Seven principles to become AI-native today - Image 1
Seven principles to become AI-native today - Image 2
Seven principles to become AI-native today - Image 3

These are the 7 basic yet overarching principles for any employee or organization to become AI-native that I shared at an introductory AI adoption workshop at AppsForBharat that our team at Elevation conducted yesterday. Big thanks to founder Prashant, Tanvi Lal and Trisha Bahri for enabling this.

> Default to AI Mindset: As a rule of thumb, assume AI can do everything. AI should be the default thought when blocked or needing assistance. Don't hesitate - just try using AI for any task.

> Start with pain points: Look for moments in your workflow where you think "oh man, I just can't do this, it's boring". That exact point is where you should explore automation. Don't try to automate everything at once - solve specific pain points first.

> AI is personal always: AI works better when it's true to your personal workflows. Build automations that match how you specifically work. Create your own personal prompts and context files.

> Model-Format Fit is a thing: Don't try to do everything with one model (like ChatGPT).
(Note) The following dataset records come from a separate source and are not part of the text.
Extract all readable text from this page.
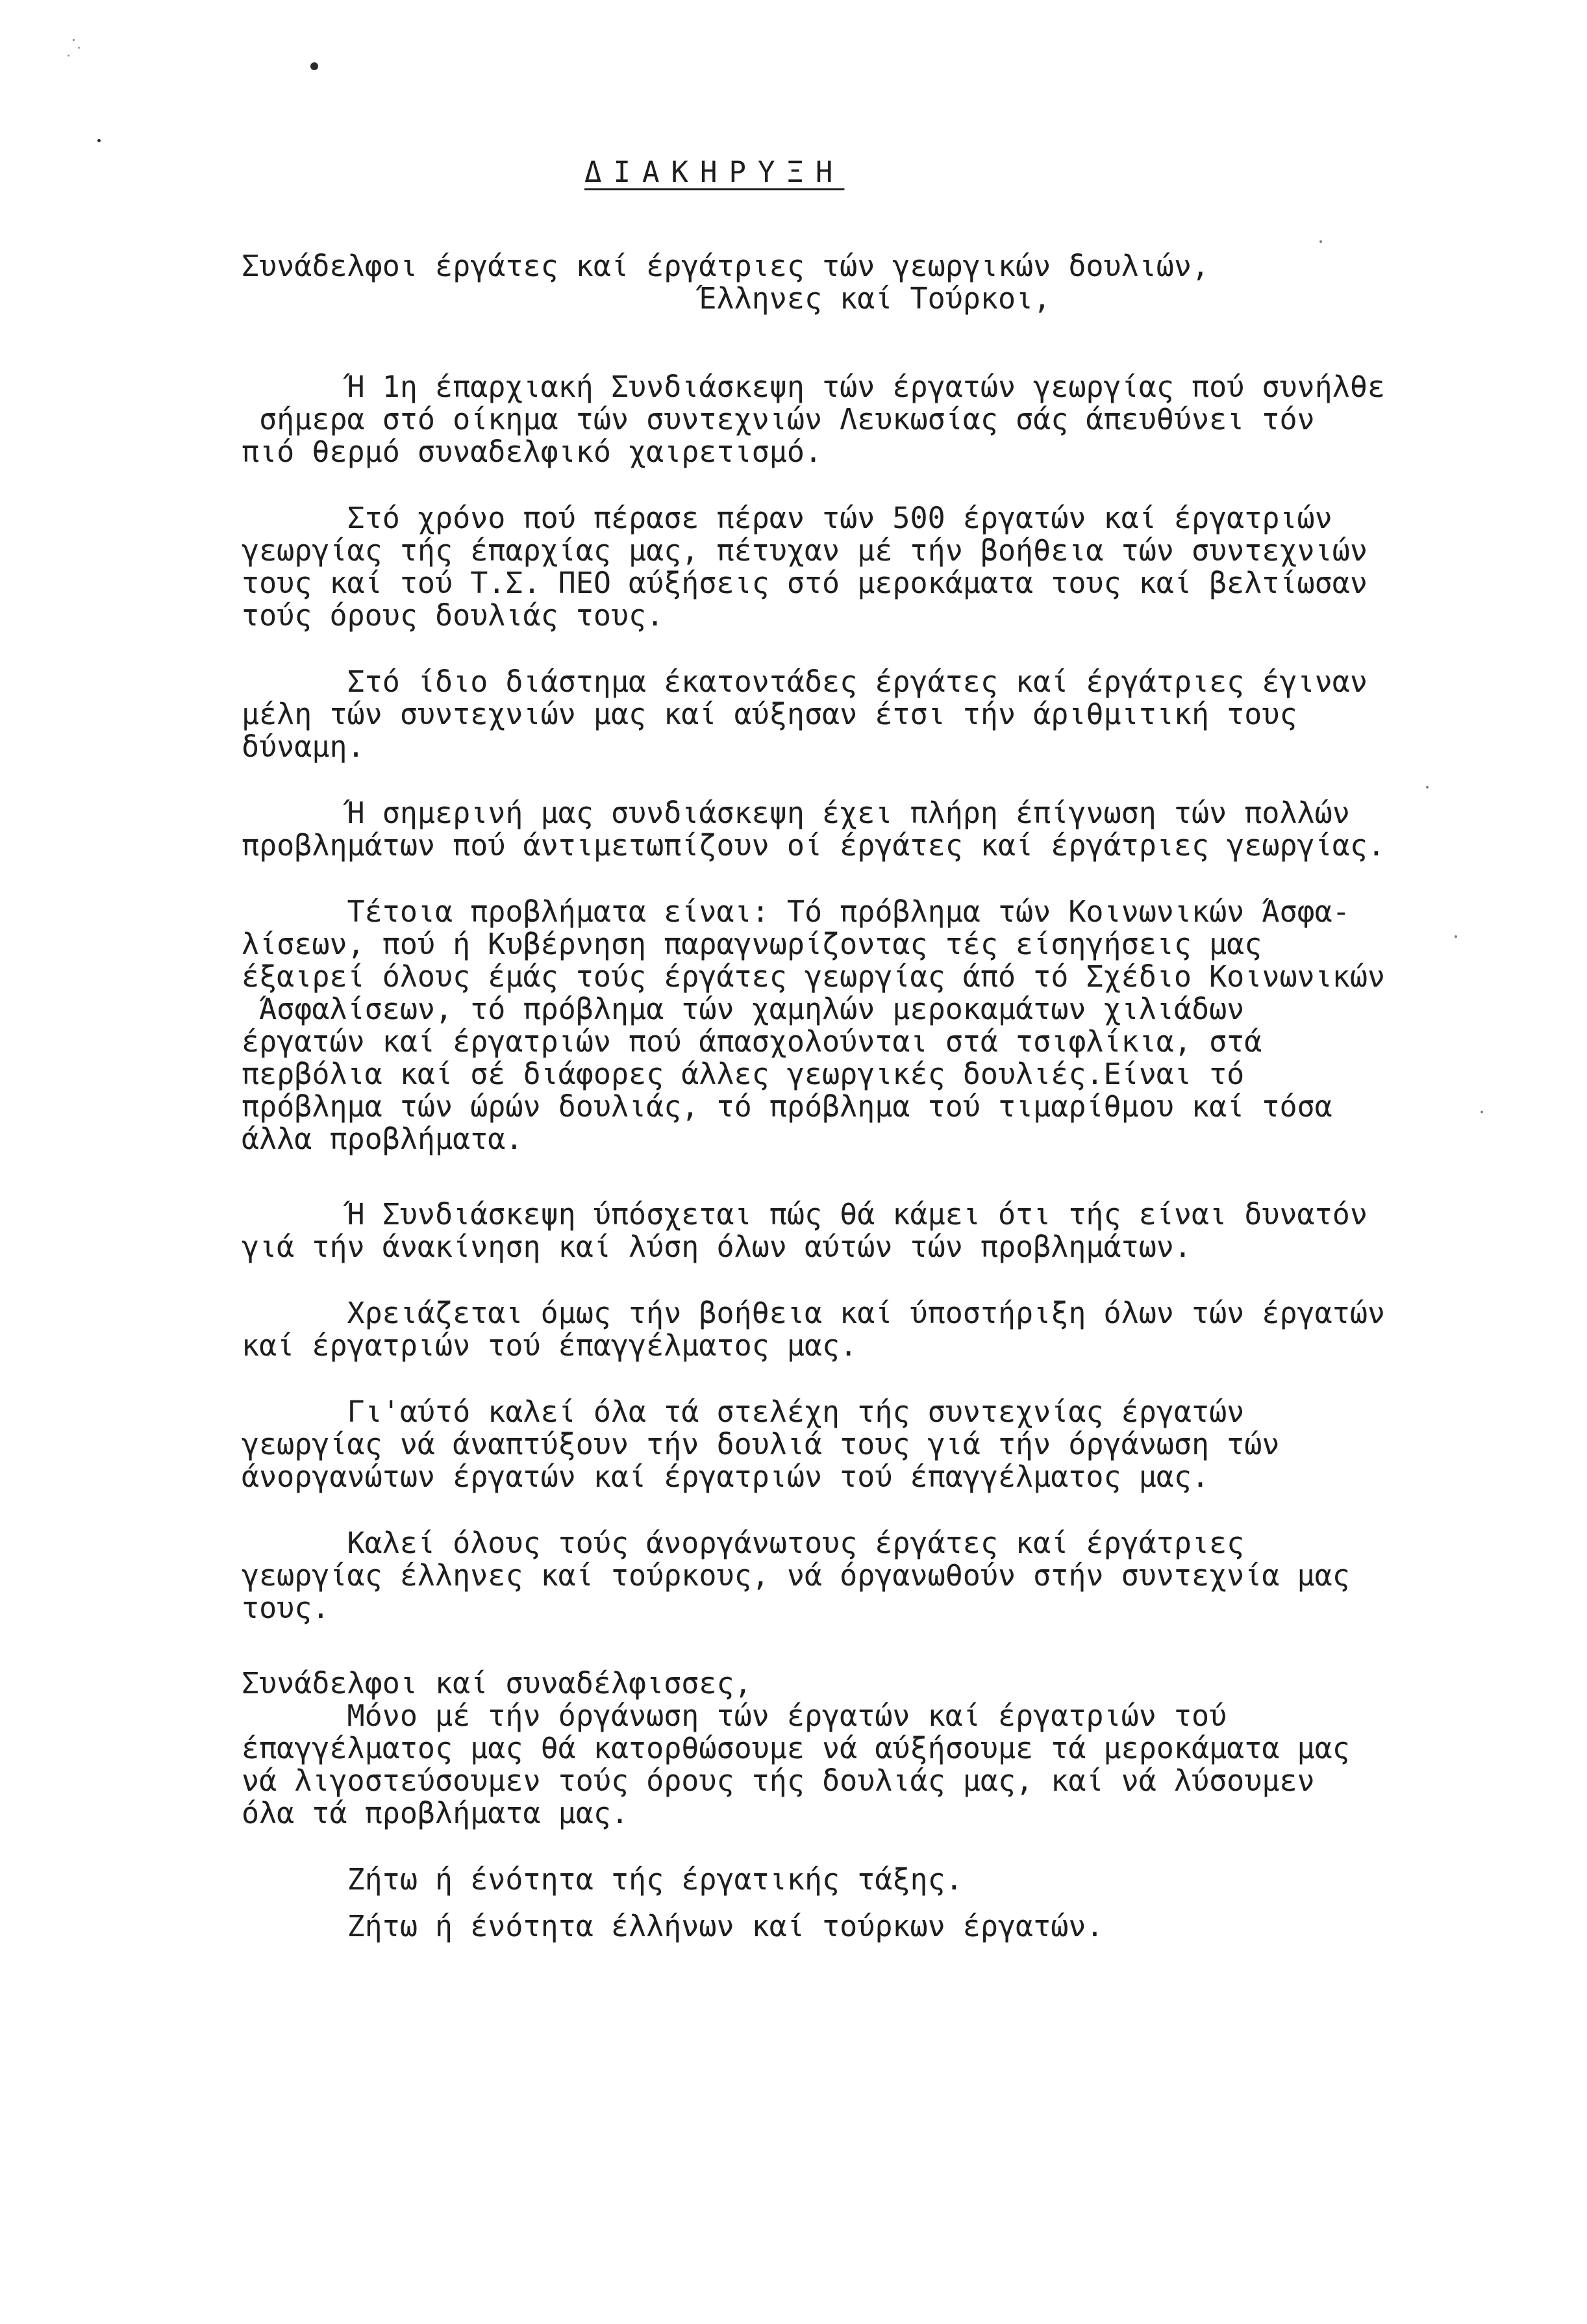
ΔΙΑΚΗΡΥΞΗ
Συνάδελφοι έργάτες καί έργάτριες τών γεωργικών δουλιών,
Έλληνες καί Τούρκοι,
Ή 1η έπαρχιακή Συνδιάσκεψη τών έργατών γεωργίας πού συνήλθε
σήμερα στό οίκημα τών συντεχνιών Λευκωσίας σάς άπευθύνει τόν
πιό θερμό συναδελφικό χαιρετισμό.
Στό χρόνο πού πέρασε πέραν τών 500 έργατών καί έργατριών
γεωργίας τής έπαρχίας μας, πέτυχαν μέ τήν βοήθεια τών συντεχνιών
τους καί τού Τ.Σ. ΠΕΟ αύξήσεις στό μεροκάματα τους καί βελτίωσαν
τούς όρους δουλιάς τους.
Στό ίδιο διάστημα έκατοντάδες έργάτες καί έργάτριες έγιναν
μέλη τών συντεχνιών μας καί αύξησαν έτσι τήν άριθμιτική τους
δύναμη.
Ή σημερινή μας συνδιάσκεψη έχει πλήρη έπίγνωση τών πολλών
προβλημάτων πού άντιμετωπίζουν οί έργάτες καί έργάτριες γεωργίας.
Τέτοια προβλήματα είναι: Τό πρόβλημα τών Κοινωνικών Άσφα-
λίσεων, πού ή Κυβέρνηση παραγνωρίζοντας τές είσηγήσεις μας
έξαιρεί όλους έμάς τούς έργάτες γεωργίας άπό τό Σχέδιο Κοινωνικών
Άσφαλίσεων, τό πρόβλημα τών χαμηλών μεροκαμάτων χιλιάδων
έργατών καί έργατριών πού άπασχολούνται στά τσιφλίκια, στά
περβόλια καί σέ διάφορες άλλες γεωργικές δουλιές.Είναι τό
πρόβλημα τών ώρών δουλιάς, τό πρόβλημα τού τιμαρίθμου καί τόσα
άλλα προβλήματα.
Ή Συνδιάσκεψη ύπόσχεται πώς θά κάμει ότι τής είναι δυνατόν
γιά τήν άνακίνηση καί λύση όλων αύτών τών προβλημάτων.
Χρειάζεται όμως τήν βοήθεια καί ύποστήριξη όλων τών έργατών
καί έργατριών τού έπαγγέλματος μας.
Γι'αύτό καλεί όλα τά στελέχη τής συντεχνίας έργατών
γεωργίας νά άναπτύξουν τήν δουλιά τους γιά τήν όργάνωση τών
άνοργανώτων έργατών καί έργατριών τού έπαγγέλματος μας.
Καλεί όλους τούς άνοργάνωτους έργάτες καί έργάτριες
γεωργίας έλληνες καί τούρκους, νά όργανωθούν στήν συντεχνία μας
τους.
Συνάδελφοι καί συναδέλφισσες,
Μόνο μέ τήν όργάνωση τών έργατών καί έργατριών τού
έπαγγέλματος μας θά κατορθώσουμε νά αύξήσουμε τά μεροκάματα μας
νά λιγοστεύσουμεν τούς όρους τής δουλιάς μας, καί νά λύσουμεν
όλα τά προβλήματα μας.
Ζήτω ή ένότητα τής έργατικής τάξης.
Ζήτω ή ένότητα έλλήνων καί τούρκων έργατών.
This is the biggest reason most think 'AI is not great for me yet'. Find the right tool for each specific task rather than forcing any one to do everything. Not every model is designed to do every task optimally. Find yours.

> Pair programmer approach for org adoption: Engineering teams know how to automate but don't know what to automate. Non-engineering departments know what to automate but not how. The solution is every department should have an engineer on standby to help automate. Else you're ngmi. Now is the time for all silos in an org to work closely together.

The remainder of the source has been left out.